Our study has several limitations: First, our research was based on NHANES data. This study is cross-sectional and does not allow for the establishment of a time correlation and causal inferences. Second, the dietary carotenoid intake was collected through two 24-hour recalls, which may lead to error due to memory bias and cannot accurately reflect the individual’s daily carotenoid intake. However, some studies have shown that two 24-hour recalls of daily dietary intake may be sufficient for evaluation [44]. Finally, although we adjusted for a wide range of potential confounders, the potential effects of unmeasured or residual confounders cannot be ruled out.
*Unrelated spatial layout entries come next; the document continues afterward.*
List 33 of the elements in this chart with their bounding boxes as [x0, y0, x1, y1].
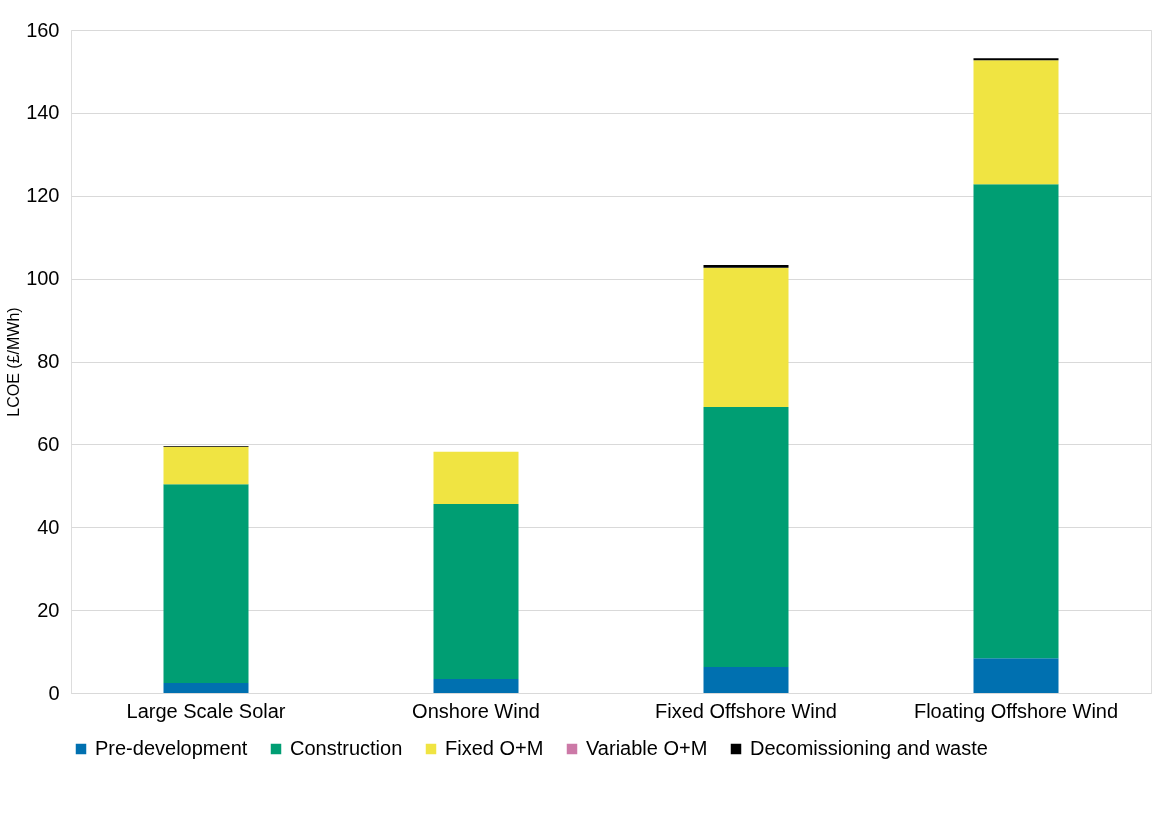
- bar: [163, 683, 249, 693]
- y-tick-label: 160: [26, 18, 60, 41]
- bar: [703, 666, 789, 693]
- y-tick-label: 20: [37, 598, 60, 621]
- bar: [433, 678, 519, 693]
- bar: [703, 264, 789, 268]
- bar: [973, 60, 1059, 185]
- legend-label: Decomissioning and waste: [750, 737, 988, 759]
- legend-label: Variable O+M: [586, 737, 708, 759]
- x-tick-label: Large Scale Solar: [126, 699, 286, 722]
- bar: [163, 446, 249, 485]
- x-tick-label: Fixed Offshore Wind: [655, 699, 837, 722]
- bar: [163, 484, 249, 684]
- legend-label: Construction: [290, 737, 403, 759]
- bar: [703, 407, 789, 667]
- bar: [433, 451, 519, 505]
- y-tick-label: 120: [26, 184, 60, 207]
- y-tick-label: 60: [37, 432, 60, 455]
- y-tick-label: 140: [26, 101, 60, 124]
- bar: [973, 58, 1059, 61]
- x-tick-label: Floating Offshore Wind: [913, 699, 1119, 722]
- x-tick-label: Onshore Wind: [412, 699, 540, 722]
- y-tick-label: 100: [26, 267, 60, 290]
- y-tick-label: 40: [37, 515, 60, 538]
- bar: [703, 267, 789, 408]
- legend-label: Fixed O+M: [445, 737, 544, 759]
- y-tick-label: 80: [37, 350, 60, 372]
- bar: [973, 658, 1059, 693]
- y-tick-label: 0: [48, 681, 60, 704]
- bar: [433, 504, 519, 679]
- bar: [973, 184, 1059, 659]
- y-axis-title: LCOE (£/MWh): [5, 307, 23, 417]
- legend-label: Pre-development: [95, 737, 248, 759]
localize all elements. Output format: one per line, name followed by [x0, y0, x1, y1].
Perspectives and significance

To sum up, our study provides evidence that carotenoid intake may prevent CKD in a gender-specific manner. In clinical practice, female patients can be encouraged to eat more foods rich in carotenoids to prevent the occurrence and development of CKD and related cardiovascular diseases, while for men, it is still the main risk factor for the control of CKD. Further studies are needed to understand the mechanistic basis of gender differences in the occurrence and development of CKD. Further research is needed to explain the role of sex.

Conclusions

We demonstrated that higher DCI is associated with a decrease in CKD only in women, independent of other possible risk factors for CKD.

Practical application

In clinical practice, we should recommend patients’ daily diet according to gender to prevent CKD and related complications.